Many of the hundreds of picture books that Edwards art-directed “remain at the core of Walker’s picture book list” including We’re Going on a Bear Hunt by Michael Rosen and Helen Oxenbury, Jill Murphy’s Five Minutes’ Peace, Can’t You Sleep, Little Bear? By Martin Waddell and illustrated by Barbara Firth along with Owl Babies and all of Oxenbury’s baby board books. Other credits include Maurice Sendak’s I Saw Esaum Iona Opie, Rosemary Wells’ My Very First Mother Goose, Inga Moore’s Wind in the Willows, Gulliver’s Travels by Chris Riddell, as well as Guess How Much I Love You by Sam McBratney and illustrated by Anita Jeram.
Born Amelia Santaromita in Williamsburg, Brooklyn, she came to London in the late 1960’s and was the first person that Walker founder Sebastian Walker employed to establish the children’s publisher.
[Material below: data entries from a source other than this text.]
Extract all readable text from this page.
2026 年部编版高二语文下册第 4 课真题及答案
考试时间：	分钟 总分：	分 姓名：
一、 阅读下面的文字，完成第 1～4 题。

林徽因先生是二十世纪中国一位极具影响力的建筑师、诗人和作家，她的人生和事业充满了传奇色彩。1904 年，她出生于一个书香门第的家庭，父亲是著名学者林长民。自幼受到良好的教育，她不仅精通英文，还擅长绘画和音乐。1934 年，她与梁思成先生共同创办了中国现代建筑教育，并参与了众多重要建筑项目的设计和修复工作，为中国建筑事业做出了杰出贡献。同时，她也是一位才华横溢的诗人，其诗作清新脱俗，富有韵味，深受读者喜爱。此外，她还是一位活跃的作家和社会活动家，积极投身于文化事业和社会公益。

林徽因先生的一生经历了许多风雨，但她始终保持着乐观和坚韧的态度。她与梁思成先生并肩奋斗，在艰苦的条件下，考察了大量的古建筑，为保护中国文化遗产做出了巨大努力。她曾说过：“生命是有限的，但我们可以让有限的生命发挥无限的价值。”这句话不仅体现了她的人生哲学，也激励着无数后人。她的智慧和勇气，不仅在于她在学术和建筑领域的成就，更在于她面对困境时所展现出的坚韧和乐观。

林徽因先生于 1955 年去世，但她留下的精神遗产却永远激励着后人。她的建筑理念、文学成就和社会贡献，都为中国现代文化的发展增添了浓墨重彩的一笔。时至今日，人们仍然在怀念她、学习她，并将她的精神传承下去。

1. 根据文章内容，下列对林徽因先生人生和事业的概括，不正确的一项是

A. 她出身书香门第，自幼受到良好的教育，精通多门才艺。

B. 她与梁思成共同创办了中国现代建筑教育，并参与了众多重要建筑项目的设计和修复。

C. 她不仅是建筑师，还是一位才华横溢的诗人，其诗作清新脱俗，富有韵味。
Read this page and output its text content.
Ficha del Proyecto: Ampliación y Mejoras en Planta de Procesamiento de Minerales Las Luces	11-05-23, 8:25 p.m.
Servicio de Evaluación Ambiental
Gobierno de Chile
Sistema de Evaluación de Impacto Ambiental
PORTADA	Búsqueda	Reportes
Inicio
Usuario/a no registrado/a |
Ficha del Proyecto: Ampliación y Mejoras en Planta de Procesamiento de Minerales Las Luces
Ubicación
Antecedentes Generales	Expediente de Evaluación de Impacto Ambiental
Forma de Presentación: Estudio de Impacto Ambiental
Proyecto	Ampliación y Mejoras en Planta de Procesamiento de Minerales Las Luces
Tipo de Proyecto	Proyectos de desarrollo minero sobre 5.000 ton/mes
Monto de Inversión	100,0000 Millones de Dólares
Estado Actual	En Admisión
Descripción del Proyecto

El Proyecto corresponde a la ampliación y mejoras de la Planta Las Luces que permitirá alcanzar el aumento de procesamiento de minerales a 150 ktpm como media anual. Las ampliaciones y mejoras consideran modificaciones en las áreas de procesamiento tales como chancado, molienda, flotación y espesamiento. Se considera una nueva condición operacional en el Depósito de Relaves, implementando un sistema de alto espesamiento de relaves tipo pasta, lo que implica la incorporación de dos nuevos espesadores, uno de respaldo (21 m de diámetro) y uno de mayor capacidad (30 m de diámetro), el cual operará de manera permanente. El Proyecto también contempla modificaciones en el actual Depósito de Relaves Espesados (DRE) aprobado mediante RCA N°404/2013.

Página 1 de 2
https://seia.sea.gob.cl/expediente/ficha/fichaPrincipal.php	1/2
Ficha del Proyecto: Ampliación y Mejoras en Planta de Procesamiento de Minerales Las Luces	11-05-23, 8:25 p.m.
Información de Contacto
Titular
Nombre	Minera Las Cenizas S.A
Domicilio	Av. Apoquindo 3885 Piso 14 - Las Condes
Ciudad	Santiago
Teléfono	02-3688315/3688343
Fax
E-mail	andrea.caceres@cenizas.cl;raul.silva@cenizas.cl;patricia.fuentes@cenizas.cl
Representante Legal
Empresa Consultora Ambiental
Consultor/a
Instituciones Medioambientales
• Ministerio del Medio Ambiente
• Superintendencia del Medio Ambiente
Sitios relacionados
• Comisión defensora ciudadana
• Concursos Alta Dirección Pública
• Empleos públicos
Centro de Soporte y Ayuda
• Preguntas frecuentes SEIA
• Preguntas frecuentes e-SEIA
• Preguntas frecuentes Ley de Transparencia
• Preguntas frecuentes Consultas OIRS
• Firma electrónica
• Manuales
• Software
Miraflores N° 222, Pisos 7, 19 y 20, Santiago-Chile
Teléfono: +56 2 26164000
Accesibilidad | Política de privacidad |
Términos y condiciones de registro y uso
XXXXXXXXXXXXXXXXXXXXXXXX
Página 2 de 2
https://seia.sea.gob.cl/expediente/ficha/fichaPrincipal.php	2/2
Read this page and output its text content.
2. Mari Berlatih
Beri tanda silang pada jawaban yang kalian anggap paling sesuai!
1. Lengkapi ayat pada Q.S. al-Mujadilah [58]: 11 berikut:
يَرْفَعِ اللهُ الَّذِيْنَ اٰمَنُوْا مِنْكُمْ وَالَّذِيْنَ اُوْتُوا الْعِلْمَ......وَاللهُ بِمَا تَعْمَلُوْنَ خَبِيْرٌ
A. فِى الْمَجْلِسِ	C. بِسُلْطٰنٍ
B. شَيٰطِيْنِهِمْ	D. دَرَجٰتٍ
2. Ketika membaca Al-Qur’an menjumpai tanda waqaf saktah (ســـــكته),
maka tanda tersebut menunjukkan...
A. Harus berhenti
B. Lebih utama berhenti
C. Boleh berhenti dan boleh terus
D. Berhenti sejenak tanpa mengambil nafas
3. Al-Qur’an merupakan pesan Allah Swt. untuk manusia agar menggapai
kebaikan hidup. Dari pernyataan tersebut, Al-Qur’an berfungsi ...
A spokesperson for the press described how “her unique vision remains central to the heart of the picture books made at Walker”.
The spokesperson said: “Amelia’s empathy and vision supported many fledgling illustrators on the first steps of their publishing careers, including such luminaries as Chris Riddell, Patrick Benson, Charlotte Voake, Barbara Firth, PJ Lynch, Lucy Cousins and Anita Jeram." She also worked closely with Oxenbury to design the Walker Bear logo, "the iconic bear that is instantly recognizable the world over".
Walker’s picture book publisher, Deirdre McDermott, described Edwards as the “most generous mentor and friend” and that the “picture book world owes her so much, her influence is simply immeasurable and we will never see her like again”.
McDermott said: “She enthused those of us who were privileged enough to have worked alongside her with her energy, her humour - she really loved to laugh, which she did often and loudly - and her sharing, inclusive nature.
“We learned everything about typography and great picture book illustration from Amelia. She used to say that she was 'in charge of the white space’.”
She added: “She taught us that sometimes feeling was more important in a picture than perfect draughtsmanship, that the carrot was more productive than the stick and that you should never, ever tell any artist what to do.”
Walker Books’ art department manager Louise Power died aged 63, in May. Power had worked at Walker for more than 25 years. She began her career at Walker in 1991 as the PA to Edwards.